ITIC UK 2024 | Customer behaviour and UX insights
Anna Angell shared her insights into what customers want, and asked what our industry can learn about customer behaviour in other sectors that can be applied to insurance purchases
The ITIJ team have been reporting live from ITIC UK in Bournemouth this week (May 2024) sharing the discussions that took place at the conference. Read all the reports here.
Anna Angell, Associate Director at Shift Consultancy, started her session by saying the customer is not always right, and added that most thoughts, feelings and behaviours are driven by unconscious processes.
Angell said that when understanding customers, you have to understand the large gap between what the customer thinks they want and what they actually want.
She then talked about ‘leverage framing’, and said that the way something is presented to us can significantly influence how we think and feel about it.
Angell said that online delivery services present a good way of framing things. They provide clear timings – and they frame those timings positively. She added that online wait bars are good too – they provide customers with an illusion of control.

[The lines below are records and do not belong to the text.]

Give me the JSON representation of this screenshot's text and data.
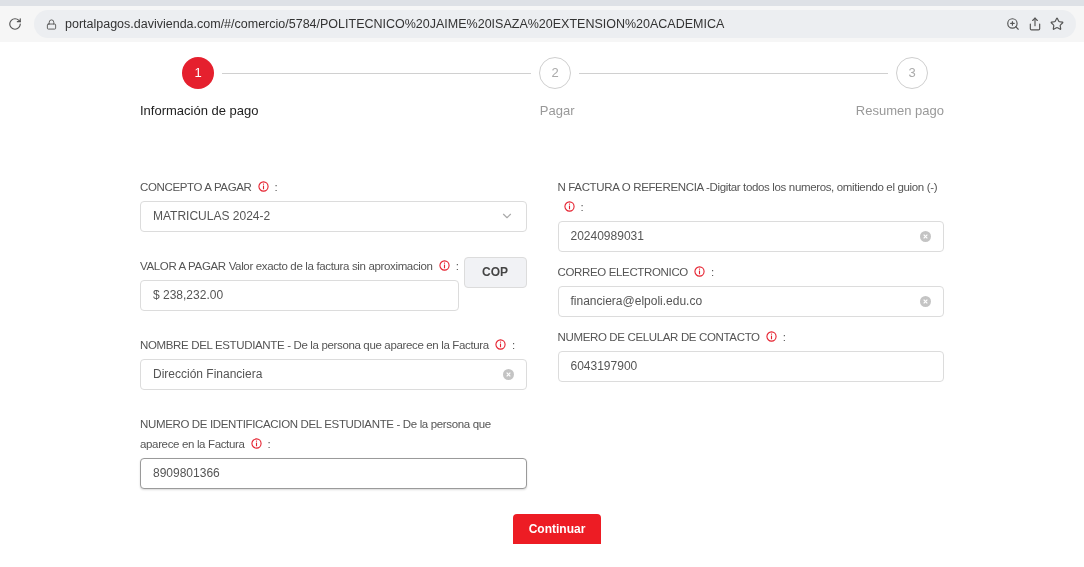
{
  "browser": {
    "url": "portalpagos.davivienda.com/#/comercio/5784/POLITECNICO%20JAIME%20ISAZA%20EXTENSION%20ACADEMICA"
  },
  "steps": [
    {
      "number": "1",
      "label": "Información de pago",
      "selected": true
    },
    {
      "number": "2",
      "label": "Pagar",
      "selected": false
    },
    {
      "number": "3",
      "label": "Resumen pago",
      "selected": false
    }
  ],
  "columns": [
    {
      "fields": [
        {
          "kind": "select",
          "label": "CONCEPTO A PAGAR",
          "value": "MATRICULAS 2024-2",
          "clearable": false,
          "focused": false
        },
        {
          "kind": "currency",
          "label": "VALOR A PAGAR Valor exacto de la factura sin aproximacion",
          "value": "$ 238,232.00",
          "currency": "COP",
          "clearable": false,
          "focused": false
        },
        {
          "kind": "input",
          "label": "NOMBRE DEL ESTUDIANTE - De la persona que aparece en la Factura",
          "value": "Dirección Financiera",
          "clearable": true,
          "focused": false
        },
        {
          "kind": "input",
          "label": "NUMERO DE IDENTIFICACION DEL ESTUDIANTE - De la persona que aparece en la Factura",
          "value": "8909801366",
          "clearable": false,
          "focused": true
        }
      ]
    },
    {
      "fields": [
        {
          "kind": "input",
          "label": "N FACTURA O REFERENCIA -Digitar todos los numeros, omitiendo el guion (-)",
          "value": "20240989031",
          "clearable": true,
          "focused": false
        },
        {
          "kind": "input",
          "label": "CORREO ELECTRONICO",
          "value": "financiera@elpoli.edu.co",
          "clearable": true,
          "focused": false
        },
        {
          "kind": "input",
          "label": "NUMERO DE CELULAR DE CONTACTO",
          "value": "6043197900",
          "clearable": false,
          "focused": false
        }
      ]
    }
  ],
  "colon": ":",
  "submit": "Continuar"
}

She said to first think about whether you should provide positive/negative framing. She advised to then remove uncertainty (customers are happier when they know why there is a delay). She said it’s also important to provide an illusion of control – simple things like a choice of music when people are on hold can improve customer feelings.

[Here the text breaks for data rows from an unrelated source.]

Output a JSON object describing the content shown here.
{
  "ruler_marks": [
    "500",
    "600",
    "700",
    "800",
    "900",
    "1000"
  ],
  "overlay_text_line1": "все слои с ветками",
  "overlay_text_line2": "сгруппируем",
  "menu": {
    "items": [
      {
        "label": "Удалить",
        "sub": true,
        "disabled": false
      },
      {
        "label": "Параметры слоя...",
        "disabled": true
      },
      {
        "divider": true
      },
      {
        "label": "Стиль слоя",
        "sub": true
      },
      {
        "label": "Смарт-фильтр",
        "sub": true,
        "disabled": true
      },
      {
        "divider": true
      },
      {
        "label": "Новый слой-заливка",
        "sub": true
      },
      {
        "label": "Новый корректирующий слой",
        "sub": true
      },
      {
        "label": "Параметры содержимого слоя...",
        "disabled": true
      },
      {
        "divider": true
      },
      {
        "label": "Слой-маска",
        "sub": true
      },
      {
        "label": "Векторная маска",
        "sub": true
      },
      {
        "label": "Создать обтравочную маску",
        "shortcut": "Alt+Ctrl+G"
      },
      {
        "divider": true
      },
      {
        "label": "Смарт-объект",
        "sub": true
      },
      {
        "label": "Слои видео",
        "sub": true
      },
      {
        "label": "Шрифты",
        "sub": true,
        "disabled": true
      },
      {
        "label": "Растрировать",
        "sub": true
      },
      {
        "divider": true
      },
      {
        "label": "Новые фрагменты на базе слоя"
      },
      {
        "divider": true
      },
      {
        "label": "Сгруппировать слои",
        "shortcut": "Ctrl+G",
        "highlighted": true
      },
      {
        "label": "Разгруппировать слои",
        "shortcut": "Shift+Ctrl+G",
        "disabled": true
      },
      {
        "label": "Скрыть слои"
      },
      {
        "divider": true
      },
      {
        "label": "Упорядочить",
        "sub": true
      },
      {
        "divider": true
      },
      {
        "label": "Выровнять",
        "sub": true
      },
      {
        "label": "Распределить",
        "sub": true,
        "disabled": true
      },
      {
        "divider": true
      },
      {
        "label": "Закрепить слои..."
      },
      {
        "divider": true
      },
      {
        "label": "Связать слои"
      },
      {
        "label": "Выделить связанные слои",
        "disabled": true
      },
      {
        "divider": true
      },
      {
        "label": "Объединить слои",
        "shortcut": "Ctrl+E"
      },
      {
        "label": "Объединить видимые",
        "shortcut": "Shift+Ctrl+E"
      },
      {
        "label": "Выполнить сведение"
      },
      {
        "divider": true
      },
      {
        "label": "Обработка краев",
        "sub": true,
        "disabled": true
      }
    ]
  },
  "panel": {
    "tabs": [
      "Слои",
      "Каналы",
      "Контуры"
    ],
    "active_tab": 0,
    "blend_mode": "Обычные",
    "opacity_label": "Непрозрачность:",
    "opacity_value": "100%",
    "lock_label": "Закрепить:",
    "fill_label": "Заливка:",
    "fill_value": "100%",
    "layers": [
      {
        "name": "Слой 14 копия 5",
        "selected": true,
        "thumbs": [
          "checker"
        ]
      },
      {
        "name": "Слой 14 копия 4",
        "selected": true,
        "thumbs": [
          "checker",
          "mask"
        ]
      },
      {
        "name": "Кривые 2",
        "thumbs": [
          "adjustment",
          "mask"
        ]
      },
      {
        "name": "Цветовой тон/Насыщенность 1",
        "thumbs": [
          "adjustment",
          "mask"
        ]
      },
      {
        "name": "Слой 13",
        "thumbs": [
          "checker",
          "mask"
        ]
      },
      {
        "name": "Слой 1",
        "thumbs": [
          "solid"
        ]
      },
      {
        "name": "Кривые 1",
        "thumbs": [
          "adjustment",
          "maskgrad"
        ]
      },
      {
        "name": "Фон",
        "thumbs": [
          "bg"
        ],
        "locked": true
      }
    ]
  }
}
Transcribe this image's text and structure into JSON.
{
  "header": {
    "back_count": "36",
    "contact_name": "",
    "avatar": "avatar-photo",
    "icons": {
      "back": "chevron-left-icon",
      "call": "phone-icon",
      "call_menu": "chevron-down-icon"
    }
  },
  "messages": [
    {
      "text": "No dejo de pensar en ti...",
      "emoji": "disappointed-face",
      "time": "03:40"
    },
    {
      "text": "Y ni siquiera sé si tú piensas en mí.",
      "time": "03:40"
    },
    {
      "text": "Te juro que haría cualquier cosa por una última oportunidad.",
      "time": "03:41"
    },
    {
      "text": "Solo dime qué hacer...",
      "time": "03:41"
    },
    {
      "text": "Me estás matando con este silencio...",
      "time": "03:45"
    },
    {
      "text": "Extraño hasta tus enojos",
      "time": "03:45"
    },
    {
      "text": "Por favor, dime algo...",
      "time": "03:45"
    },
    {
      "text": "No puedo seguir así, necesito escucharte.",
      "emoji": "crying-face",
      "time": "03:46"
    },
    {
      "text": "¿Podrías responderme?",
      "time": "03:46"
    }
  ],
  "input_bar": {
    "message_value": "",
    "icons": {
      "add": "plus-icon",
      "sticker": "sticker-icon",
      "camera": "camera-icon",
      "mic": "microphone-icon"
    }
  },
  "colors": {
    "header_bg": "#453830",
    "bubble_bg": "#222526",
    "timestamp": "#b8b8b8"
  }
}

Angell said it’s vital make things easy for customers, and added that behaviour is often shaped by our innate drive to conserve energy. She said that things that put customers off in the buying process are:
- Additional steps
- A complicated checkout process
- Creating an account
- Re-entering information
- Slow page loading
- Choice overload.
She added that it’s important to identify existing points of friction, and said that, where possible, ask if you can:
- Make things easier to understand
- Minimise time
- Minimise effort
- Simplify language/information
- Remove ambiguity
- Remove unnecessary steps
- Improve familiarity
- Offer popular options.
Angell said sometimes a lack of friction is not good. For example, it’s vital to ask customers to verify a purchase.
Finally, Angell said that businesses should focus on the peak and end of the journey – that experiences are not judged on the whole experience.

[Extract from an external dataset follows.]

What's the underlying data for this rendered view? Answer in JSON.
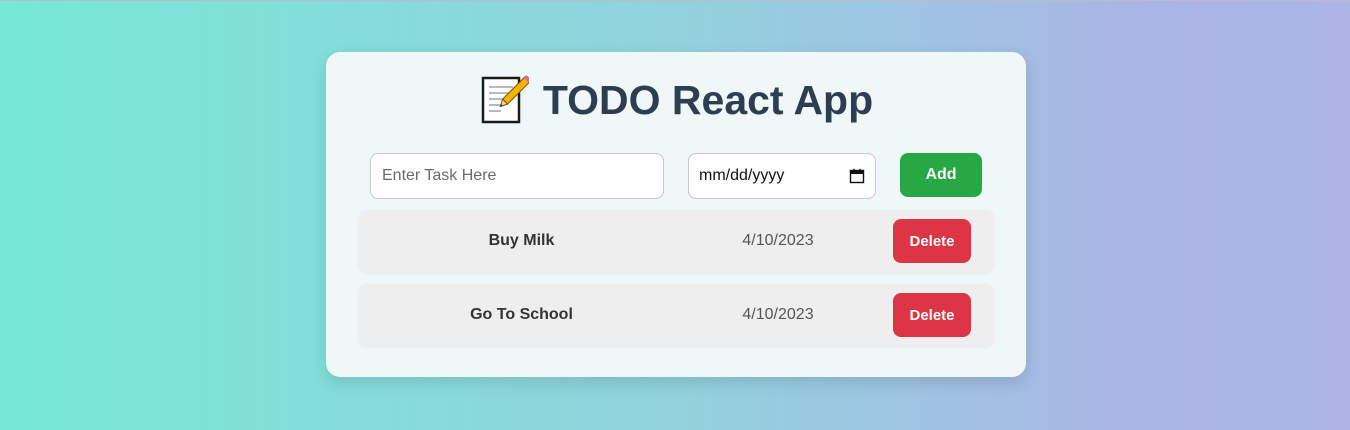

She said our brains are risk adverse, so:
- Focus on the most intense moments and end touch points
- Address negatives before building positives
- Consider the biggest wins
- Consider the easiest wins.
Angell added that businesses should use behavioural and psychological insights, and internal expertise. Once you have that you can then explore potential solutions.
If you can, test – use live trials, online experiments, specialist behavioural insight work (or best judgement), then, when you have identified what you want to do, launch (and review).